Lena Heun: "Ich bin jetzt hier im Kartsport. Aber das heißt ja nicht, dass ich nicht mal versuchen kann, im Auto Fuß zu fassen. Das verfolge ich seit Jahren, das Ziel, und vielleicht wird man irgendwann dafür noch mal belohnt. So eine Saison im Formelauto kommt auf Minimum 200 000 Euro, und das ist noch wenig.Im Grunde sind es die wenigsten Leute, die das Geld selber mitbringen. Also, ohne Sponsor hat man keine Chance. Ich habe jedes Jahr nach Sponsoren gesucht. Aber es ist halt sehr schwer. Welche Firma gibt einfach so 50.000 Euro? Das müssen schon richtig große Firmen sein. Die muss man dann auch überzeugen, und das ist von zwei Seiten zu betrachten."

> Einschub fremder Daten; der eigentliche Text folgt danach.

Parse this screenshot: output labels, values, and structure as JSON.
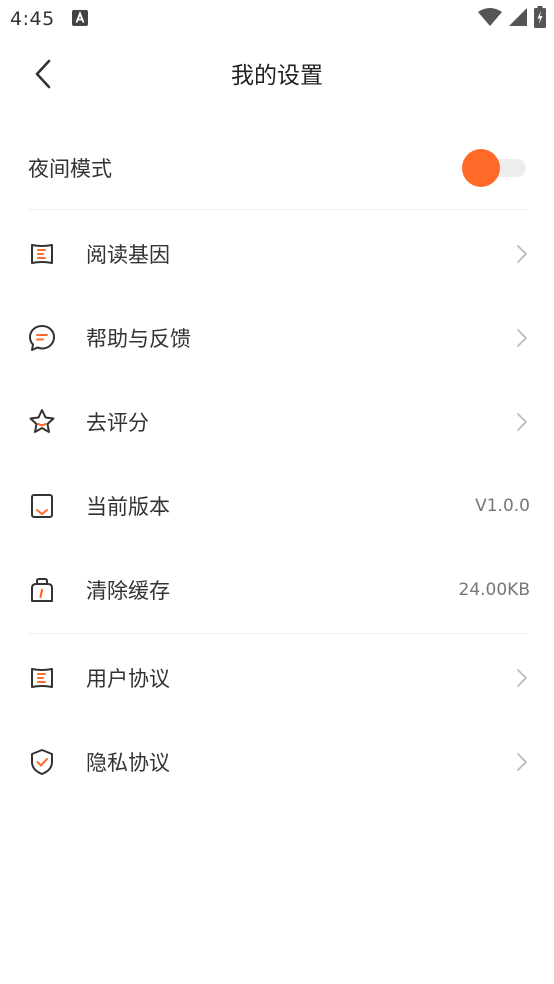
{
  "status_bar": {
    "time": "4:45",
    "notification_icon": "a-icon",
    "wifi_icon": "wifi-icon",
    "signal_icon": "signal-icon",
    "battery_icon": "battery-charging-icon"
  },
  "header": {
    "title": "我的设置",
    "back_icon": "chevron-left-icon"
  },
  "night_mode": {
    "label": "夜间模式",
    "enabled": true
  },
  "menu": {
    "items": [
      {
        "label": "阅读基因",
        "icon": "book-icon",
        "value": ""
      },
      {
        "label": "帮助与反馈",
        "icon": "chat-icon",
        "value": ""
      },
      {
        "label": "去评分",
        "icon": "star-icon",
        "value": ""
      },
      {
        "label": "当前版本",
        "icon": "bookmark-icon",
        "value": "V1.0.0"
      },
      {
        "label": "清除缓存",
        "icon": "cache-icon",
        "value": "24.00KB"
      },
      {
        "label": "用户协议",
        "icon": "book-icon",
        "value": ""
      },
      {
        "label": "隐私协议",
        "icon": "shield-icon",
        "value": ""
      }
    ]
  },
  "colors": {
    "accent": "#ff6a29",
    "icon_stroke": "#333333",
    "chevron": "#bbbbbb"
  }
}
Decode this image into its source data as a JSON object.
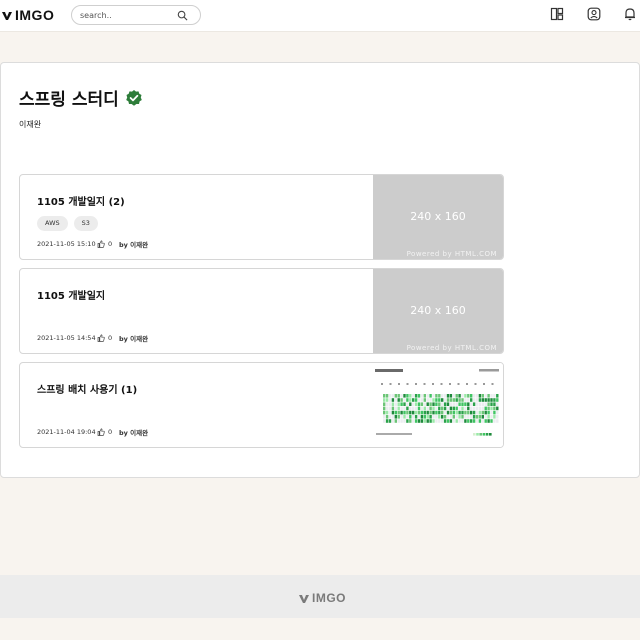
{
  "header": {
    "logo_text": "IMGO",
    "search_placeholder": "search..",
    "icons": [
      "layout-icon",
      "user-icon",
      "bell-icon"
    ]
  },
  "study": {
    "title": "스프링 스터디",
    "author": "이재완",
    "verified_color": "#2e7d3a"
  },
  "posts": [
    {
      "title": "1105 개발일지 (2)",
      "tags": [
        "AWS",
        "S3"
      ],
      "date": "2021-11-05 15:10",
      "likes": "0",
      "by": "by 이재완",
      "thumb_text": "240 x 160",
      "thumb_credit": "Powered by HTML.COM"
    },
    {
      "title": "1105 개발일지",
      "tags": [],
      "date": "2021-11-05 14:54",
      "likes": "0",
      "by": "by 이재완",
      "thumb_text": "240 x 160",
      "thumb_credit": "Powered by HTML.COM"
    },
    {
      "title": "스프링 배치 사용기 (1)",
      "tags": [],
      "date": "2021-11-04 19:04",
      "likes": "0",
      "by": "by 이재완",
      "thumb_type": "contribution-graph"
    }
  ],
  "footer": {
    "logo_text": "IMGO"
  }
}
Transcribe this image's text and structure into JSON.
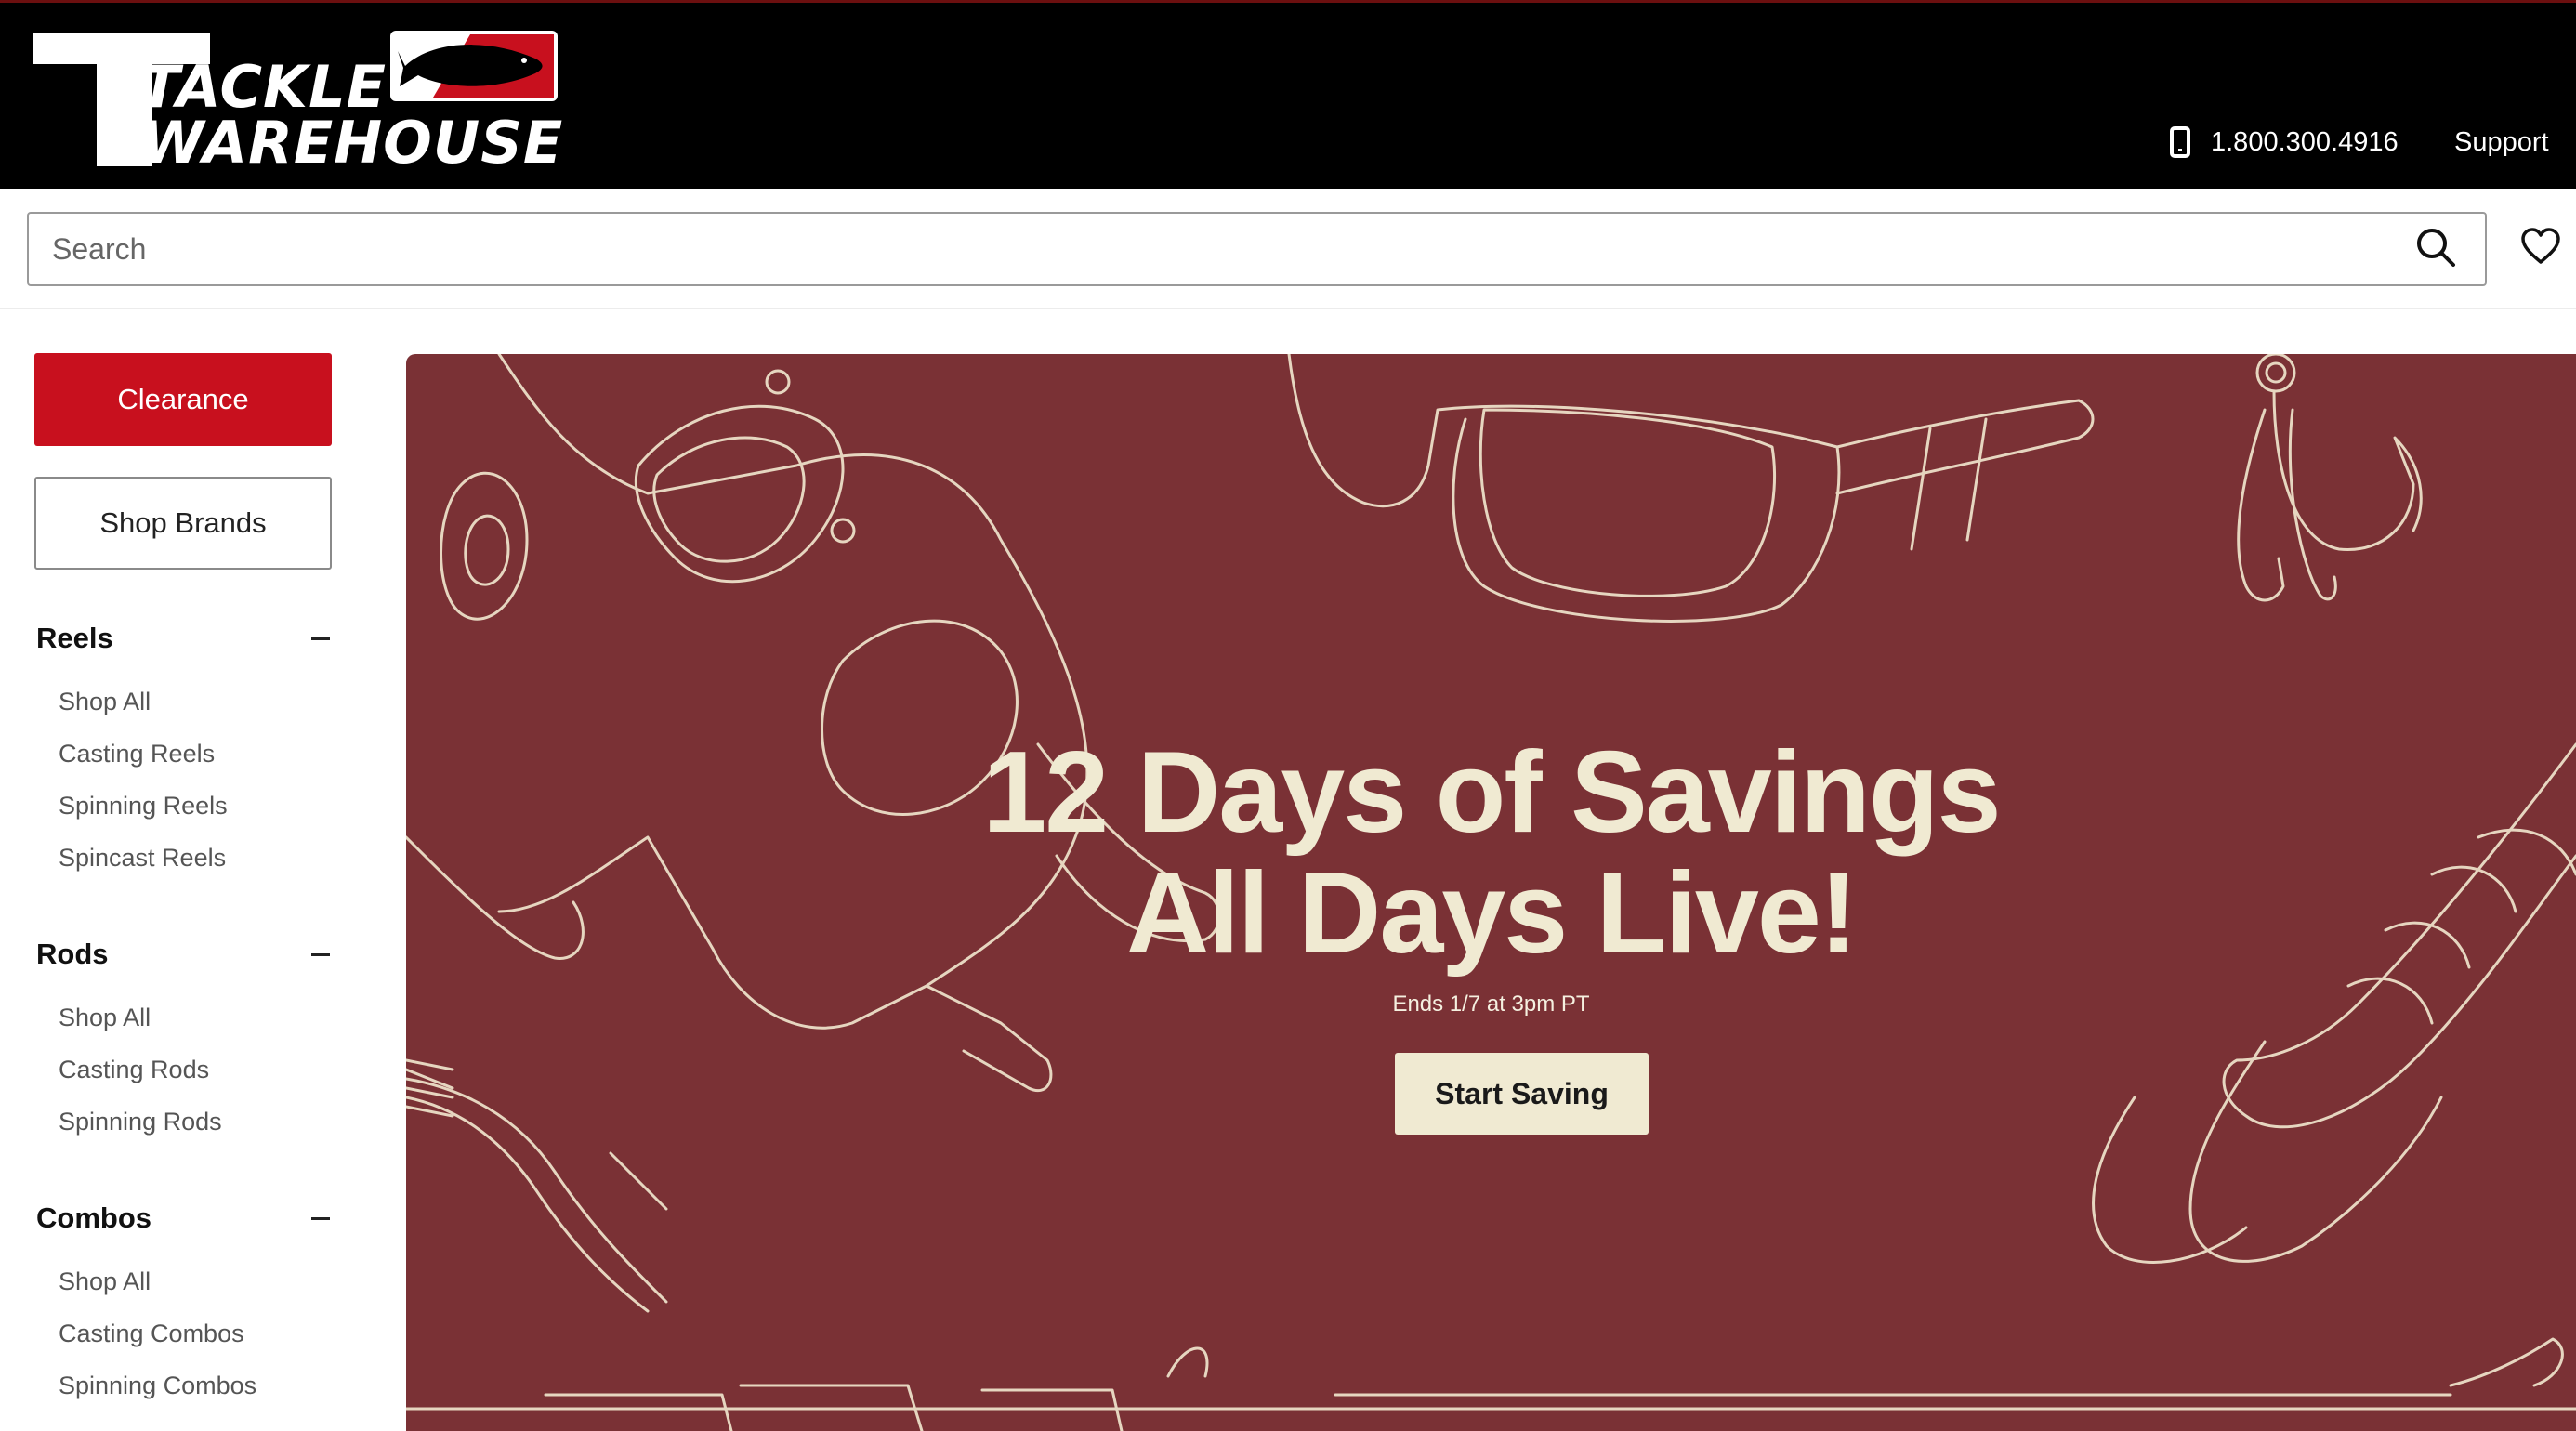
{
  "brand": {
    "line1": "TACKLE",
    "line2": "WAREHOUSE"
  },
  "header": {
    "phone": "1.800.300.4916",
    "support": "Support"
  },
  "search": {
    "placeholder": "Search"
  },
  "sidebar": {
    "clearance": "Clearance",
    "shop_brands": "Shop Brands",
    "categories": [
      {
        "title": "Reels",
        "links": [
          "Shop All",
          "Casting Reels",
          "Spinning Reels",
          "Spincast Reels"
        ]
      },
      {
        "title": "Rods",
        "links": [
          "Shop All",
          "Casting Rods",
          "Spinning Rods"
        ]
      },
      {
        "title": "Combos",
        "links": [
          "Shop All",
          "Casting Combos",
          "Spinning Combos"
        ]
      }
    ]
  },
  "hero": {
    "title_line1": "12 Days of Savings",
    "title_line2": "All Days Live!",
    "subtitle": "Ends 1/7 at 3pm PT",
    "cta": "Start Saving"
  },
  "colors": {
    "header_bg": "#000000",
    "accent_red": "#c8101e",
    "hero_bg": "#7a3135",
    "hero_text": "#f0ead2"
  }
}
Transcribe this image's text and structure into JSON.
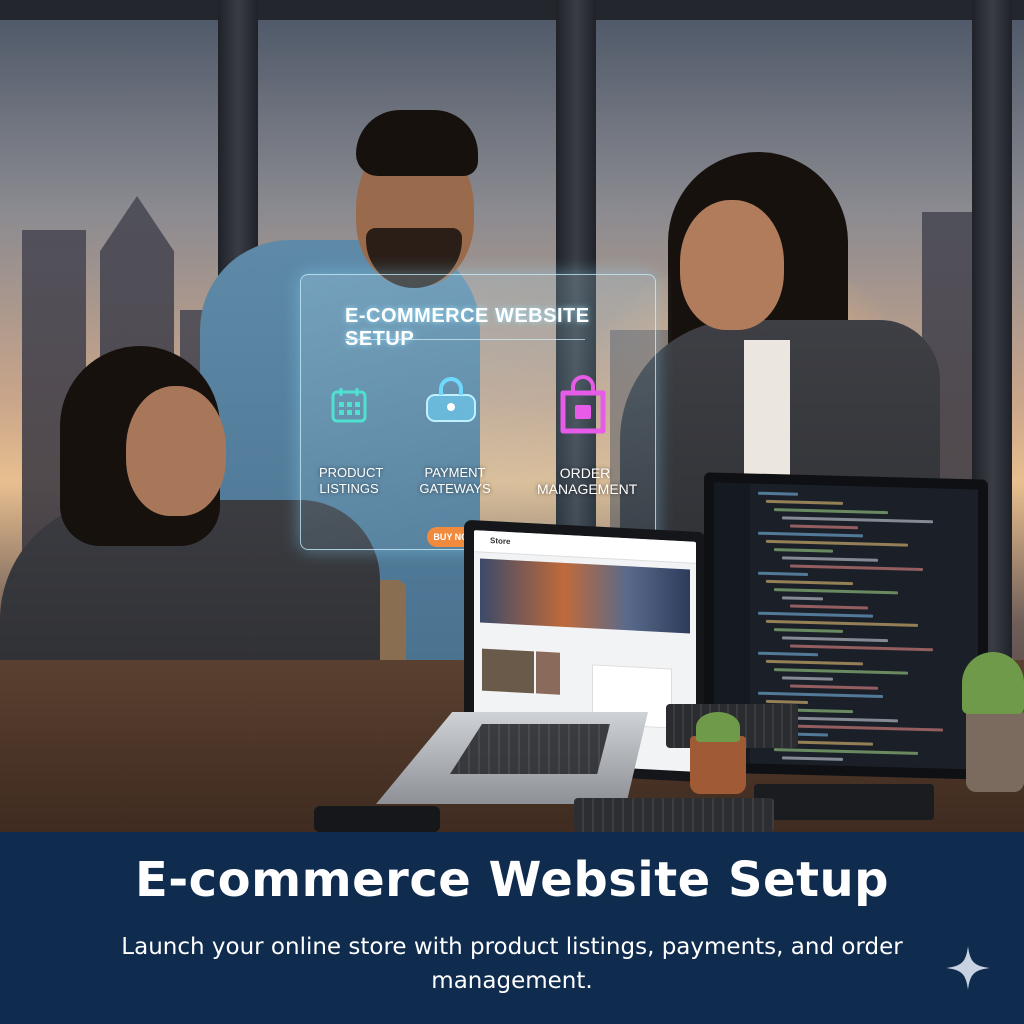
{
  "hologram": {
    "title": "E-COMMERCE WEBSITE SETUP",
    "features": [
      {
        "label_line1": "PRODUCT",
        "label_line2": "LISTINGS",
        "icon": "calendar-icon",
        "color": "#4fe0d0"
      },
      {
        "label_line1": "PAYMENT",
        "label_line2": "GATEWAYS",
        "icon": "lock-icon",
        "color": "#6fd8ff"
      },
      {
        "label_line1": "ORDER",
        "label_line2": "MANAGEMENT",
        "icon": "padlock-icon",
        "color": "#e65ce8"
      }
    ],
    "cta_label": "BUY NOW"
  },
  "laptop": {
    "site_name": "Store",
    "screen": "web-store-page"
  },
  "banner": {
    "headline": "E-commerce Website Setup",
    "subline": "Launch your online store with product listings, payments, and order management.",
    "accent_icon": "sparkle-icon",
    "background": "#0f2b4e",
    "text_color": "#ffffff"
  }
}
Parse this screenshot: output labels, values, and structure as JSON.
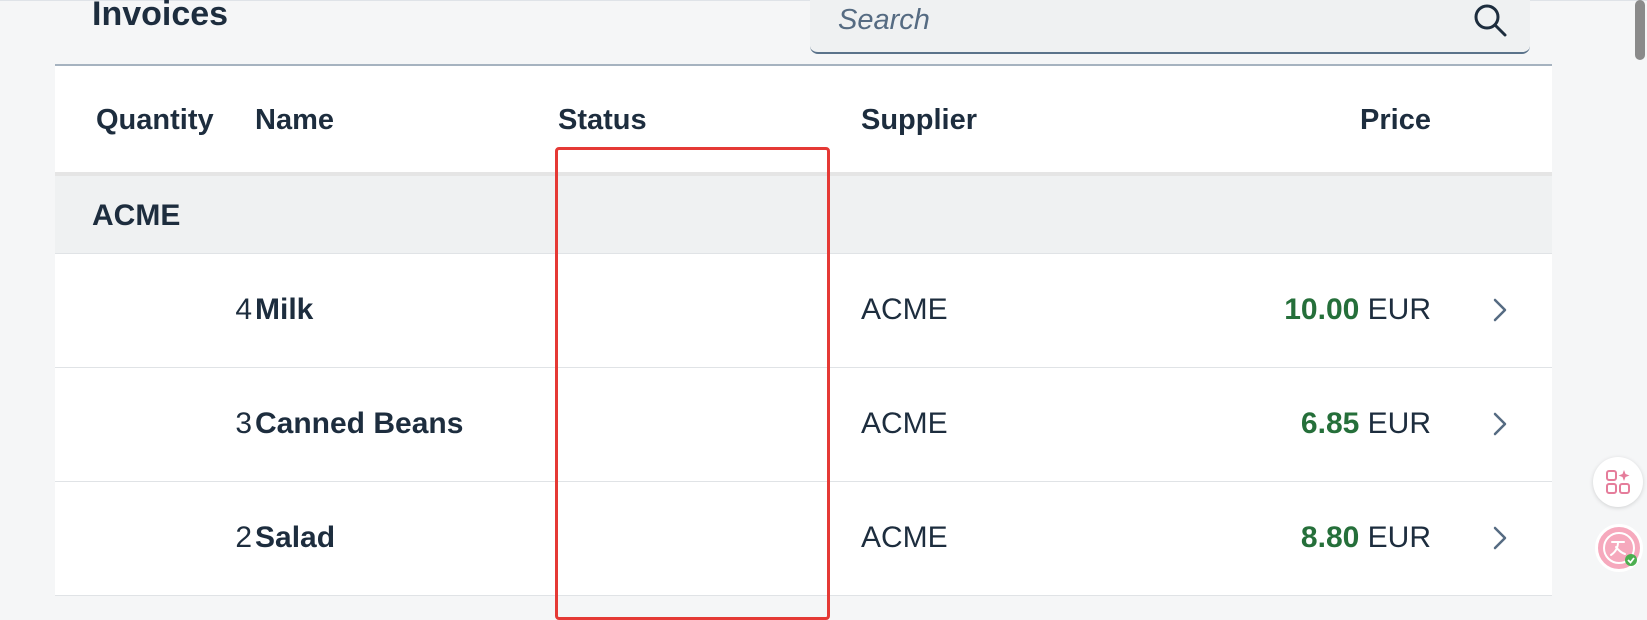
{
  "page": {
    "title": "Invoices"
  },
  "search": {
    "placeholder": "Search",
    "icon": "search-icon"
  },
  "table": {
    "columns": [
      "Quantity",
      "Name",
      "Status",
      "Supplier",
      "Price"
    ],
    "group": {
      "label": "ACME"
    },
    "rows": [
      {
        "quantity": "4",
        "name": "Milk",
        "status": "",
        "supplier": "ACME",
        "price": "10.00",
        "currency": "EUR"
      },
      {
        "quantity": "3",
        "name": "Canned Beans",
        "status": "",
        "supplier": "ACME",
        "price": "6.85",
        "currency": "EUR"
      },
      {
        "quantity": "2",
        "name": "Salad",
        "status": "",
        "supplier": "ACME",
        "price": "8.80",
        "currency": "EUR"
      }
    ]
  },
  "colors": {
    "price_positive": "#256f3a",
    "highlight_border": "#e53935",
    "text": "#1d2d3e"
  }
}
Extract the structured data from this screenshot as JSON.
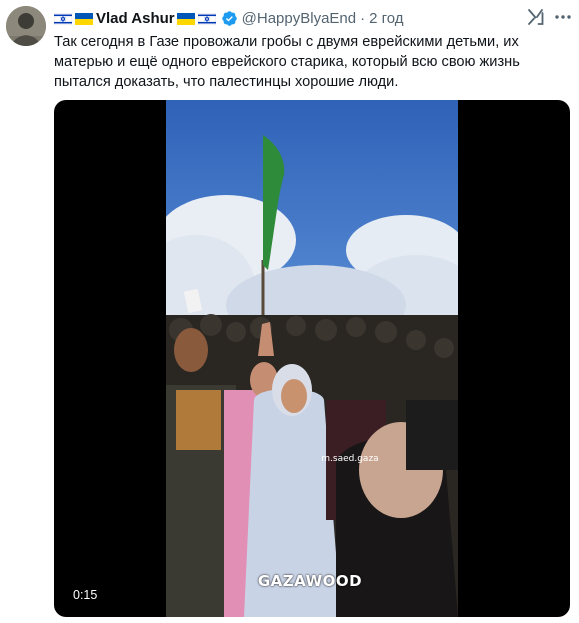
{
  "author": {
    "name": "Vlad Ashur",
    "handle": "@HappyBlyaEnd",
    "time_ago": "2 год",
    "verified": true,
    "flags": [
      "israel-flag",
      "ukraine-flag",
      "ukraine-flag",
      "israel-flag"
    ]
  },
  "post": {
    "text": "Так сегодня в Газе провожали гробы с двумя еврейскими детьми, их матерью и ещё одного еврейского старика, который всю свою жизнь пытался доказать, что палестинцы хорошие люди."
  },
  "media": {
    "duration": "0:15",
    "watermark_handle": "m.saed.gaza",
    "watermark_brand": "GAZAWOOD"
  },
  "icons": {
    "verified": "verified-badge-icon",
    "grok": "grok-icon",
    "more": "more-icon"
  },
  "colors": {
    "text": "#0f1419",
    "secondary": "#536471",
    "verified": "#1d9bf0",
    "media_bg": "#000000"
  }
}
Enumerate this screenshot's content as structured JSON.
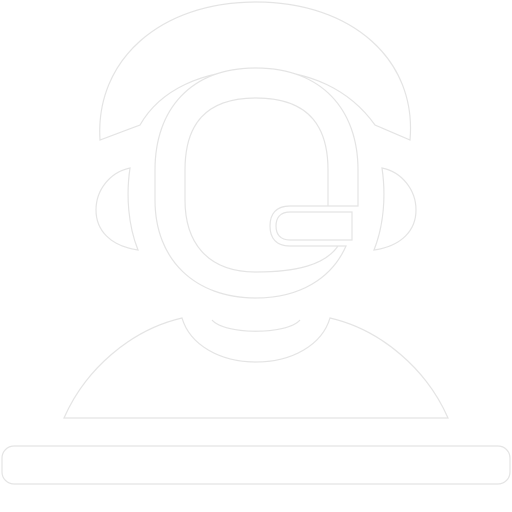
{
  "icon": {
    "name": "customer-support-agent-icon",
    "parts": [
      "headband-icon",
      "earcup-left-icon",
      "earcup-right-icon",
      "head-icon",
      "microphone-icon",
      "shoulders-icon",
      "desk-icon"
    ]
  },
  "colors": {
    "background": "#ffffff",
    "icon_fill": "#ffffff",
    "icon_outline": "#e4e4e4"
  }
}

Siegerehrung - Kommentar: "Das Gesicht der Siegerin kennen wir noch aus dem letzten Jahr. Letztes Jahr Meisterin im Rhein-Main-Cup, auch hier der Laufsieg. Herzlichen Glückwunsch Lena Heun!"
Lena Heun: "Auf der einen Seite ist es so, dass wir Frauen immer herausstechen in so einer Männerdomäne. Auf der anderen Seite haben wir immer noch dieses Klischee: Frauen und Steuer das ist nichts. Die muss man dann eben überzeugen, dass es Frauen gibt, die genauso mithalten können wie eben die Männer auch."